Erdogan toma posse e oposição denuncia instauração de “autocracia” na Turquia

media O presidente Recep Tayyip Erdogan, reeleito em 24 de junho, prestar juramento. REUTERS/Umit Bektas

O presidente turco, Recep Tayyip Erdogan, iniciou nesta segunda-feira (9) seu novo mandato de cinco anos com vastos poderes e sob acusação de instauração de “autocracia” no país, com o fim do cargo de primeiro-ministro. Dois anos após resistir a uma tentativa de golpe militar, Erdogan, com 64 anos, se comprometeu a preservar os princípios da Turquia laica fundada pelo líder Mustafa Kemal Atatürk.

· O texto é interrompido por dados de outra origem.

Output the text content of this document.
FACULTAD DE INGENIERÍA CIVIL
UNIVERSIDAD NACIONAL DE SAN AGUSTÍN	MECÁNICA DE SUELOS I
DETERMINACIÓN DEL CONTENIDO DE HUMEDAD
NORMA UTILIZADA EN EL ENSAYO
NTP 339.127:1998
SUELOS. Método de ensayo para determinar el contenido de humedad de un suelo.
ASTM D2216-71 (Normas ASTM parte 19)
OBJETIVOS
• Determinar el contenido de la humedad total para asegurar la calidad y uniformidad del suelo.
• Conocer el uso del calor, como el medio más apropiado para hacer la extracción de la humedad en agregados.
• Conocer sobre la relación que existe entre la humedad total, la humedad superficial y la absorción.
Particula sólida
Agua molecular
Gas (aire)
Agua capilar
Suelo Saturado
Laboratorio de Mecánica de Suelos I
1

Acompanhado de sua esposa Emine, Erdogan foi recebido com uma salva de palmas no Parlamento, onde uma aliança dominada por seu partido conservador islâmico AKP detém um grande número de lugares. No poder desde 2003, o chefe de Estado começou como primeiro-ministro para, em seguida, ganhar as eleições já no primeiro turno com 52,6% dos votos.

“Enquanto presidente, eu juro sobre minha honra e integridade, diante da grande nação turca, que trabalharei com todas as minhas capacidades para preservar e exaltar a glória da República da Turquia e exercerei meus deveres em toda a imparcialidade”, declarou Erdogan.

O presidente também participou de uma cerimônia no palácio presidencial, construído sob suas ordens na capital Ancara. Entre os mais de 7.000 convidados estavam Nicolas Maduro, presidente da Venezuela, o primeiro-ministro russo, Dmitri Medvedev, e o chefe de Estado sudanês, Omar Hassan al Bachir.

Turquia: autocracia institucionalizada?

Durante a noite, Erdogan deve anunciar a composição de seu governo – uma equipe que passará a ter 16 pastas no lugar de 20. A reforma constitucional anunciada para entrar em vigor durante seu mandato deve extinguir o cargo de primeiro-ministro, atualmente ocupado por Binali Yildirim, e autorizar o presidente a formar ou dissolver o governo, além de demitir funcionários públicos – sem a autorização do Parlamento.

Erdogan também nomeará seis dos treze membros do Conselho de juízes e procuradores, encarregados de contratar e demitir os funcionários do sistema judiciário. “Todo o poder será concentrado em suas mãos; não haverá mais primeiro-ministro e quase nenhuma das medidas de controle de uma democracia liberal. Em outras palavras, a Turquia será uma autocracia institucionalizada”, analisa Marc Pierini, pesquisador no Instituto Carnegie Europe.

“Um regime de um homem só começa hoje”, publicou o jornal da oposição, Cumhuriyet, numa matéria onde a jornalista Asli Aydintasbas fala do surgimento de uma “segunda república”, que sucederia à Turquia laica fundada por Atatürk. Já o diário pró-governo Yeni Safak comemorou um “dia histórico” durante o qual “uma página da história turca ficou para trás e uma nova foi aberta”.